I did my first stress test by spawning 300 villagers, but first, I wanna talk about Hyrule Warriors and Fire Emblem Warriors to illustrate my point.
In Hyrule Warriors and Fire Emblem Warriors, when scoring a lot of kills with a Musou attack (yes, they’re still called Musou attacks in the Japanese versions), the game displays how many kills were made in that one attack, which typically number from 30-120, often enough to clear an entire fort. That KO count sure does save me time that would otherwise be wasted by manually taking a headcount. Surprisingly, having so many soldiers on-screen does not cause noticeable FPS lag.
While I think it’s rare that a Hytale Adventure Mode situation would involve a hundred enemies on-screen, I tested it in Minecraft anyway just in case I REALLY get in Varyn’s nerves.
Fire Emblem Warriors Musou Attack result
One Pair Up Musou attack from Ryoma and Caeda took over this entire fort and left the enemy Chrom badly injured. No frame rates were harmed in the making of this footage from Linkmstr.
I think villagers have a slightly higher block count than the standard humanoids (like players and zombies) since they have a big nose and folded arms as opposed to players having only a single cube for a head and one block per arm.
300 Villagers
I just wanna do Link's Spin Attack on 'em, man.
I’m quite frankly impressed by this. I like to be Crazy-Prepared, so having this much FPS for a Dynasty Warriors-size headcount keeps me thinking fast in combat while opening opportunities for me to make scripted war scenes.

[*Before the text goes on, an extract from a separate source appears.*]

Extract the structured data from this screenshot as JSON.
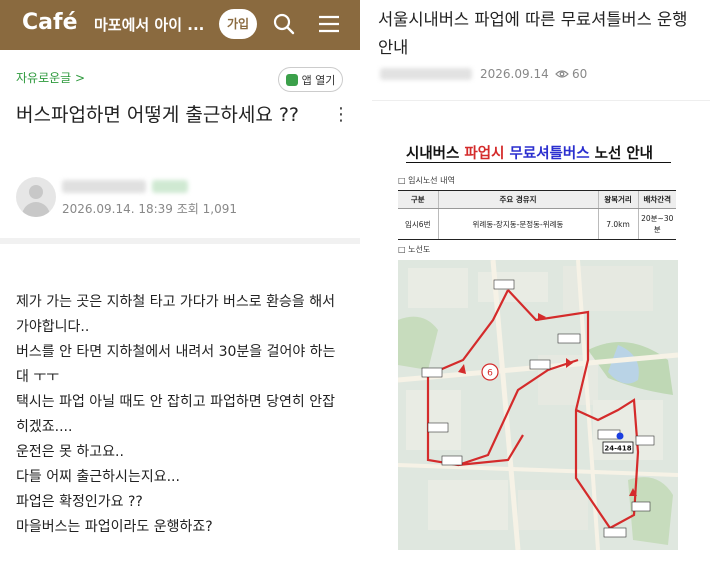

Next, I surrounded as many villagers as I could with hundreds of blocks of TNT since TNT is a notorious PC killer. I did not count the number of TNT blocks I placed, but if I had to take a guess, it’s probably around 500.
I know this is yet another impractical situation in Hytale since even 10 well-placed blocks of TNT in a structure that’s the scale of Roddan’s custom builds can cause a lot of difficult-to-repair damage with minimal FPS lag, but gotta stay prepared in case some superboss has 3 full-grown dragon minions spewing out full-power dragon breath at the same time.
Mass TNT Explosion
Say goodnight.
Astoundingly, my FPS stayed above 24, which is the FPS of movies. The entire explosion scene stayed relatively smooth and consistent. Normally, I expect it to dip to single digits at best or freeze for a few seconds at worst since those are what usually happen in YouTube videos and in my previous tests with my parents’ PCs which only had weaksauce Intel HD Graphics. I wouldn’t consider this playable in a boss fight or PvP situation, but in a fight against easy foes like zombies, this is still more than enough.

Some even less serious tests I did:

Using Windows 10’s built-in Video Editor, it took 3 minutes and 25 seconds to export a 10-minute-long 1080p video.

I blew up a slightly more practical bundle of 100 TNT blocks. FPS dipped to 50, which is manageable though not ideal in PvP.
1,000 Villagers
More than 1,000 villagers on-screen. Dynasty Warriors 2 for the PS2 is advertised on the back of the box as having "over 1,000 combatants per stage".
2,000 Villagers
More than 2,000 villagers. This is where things get broken for real...but not in the way I expected.
The mobs moved normally, but my inputs were heavily delayed, perhaps by 2 to 5 minutes. This affected my attacks, block breaking, and the sound effects of placing blocks. Trying to lower the number of villagers with TNT was a pain because of the waiting time—1.7.10 doesn’t have @e which targets all entities in a command.
The game re-stabilized when I lowered the number of entities to 800, which is still a massive number for a video game army.

Oh well, so much for me attempting Thomas Frick’s 10,000 mob “challenge”... It’s not worth it when I break the game at just roughly 20% of that number.

This was...the most disappointing of the tests.
I imported Powerbyte7's Kweebec model into Unity, put box colliders on all the individual body parts, and wrote a script that spawns a Kweebec upon pressing Space. I was only able to spawn 17 before FPS dropped to slightly above 60.
I think I got 20-ish FPS with 30 Kweebecs.
But take this test with a huge grain of salt. I'm still very new to the game development scene and I just experimented like a curious little kid. I don't know about this optimization stuff.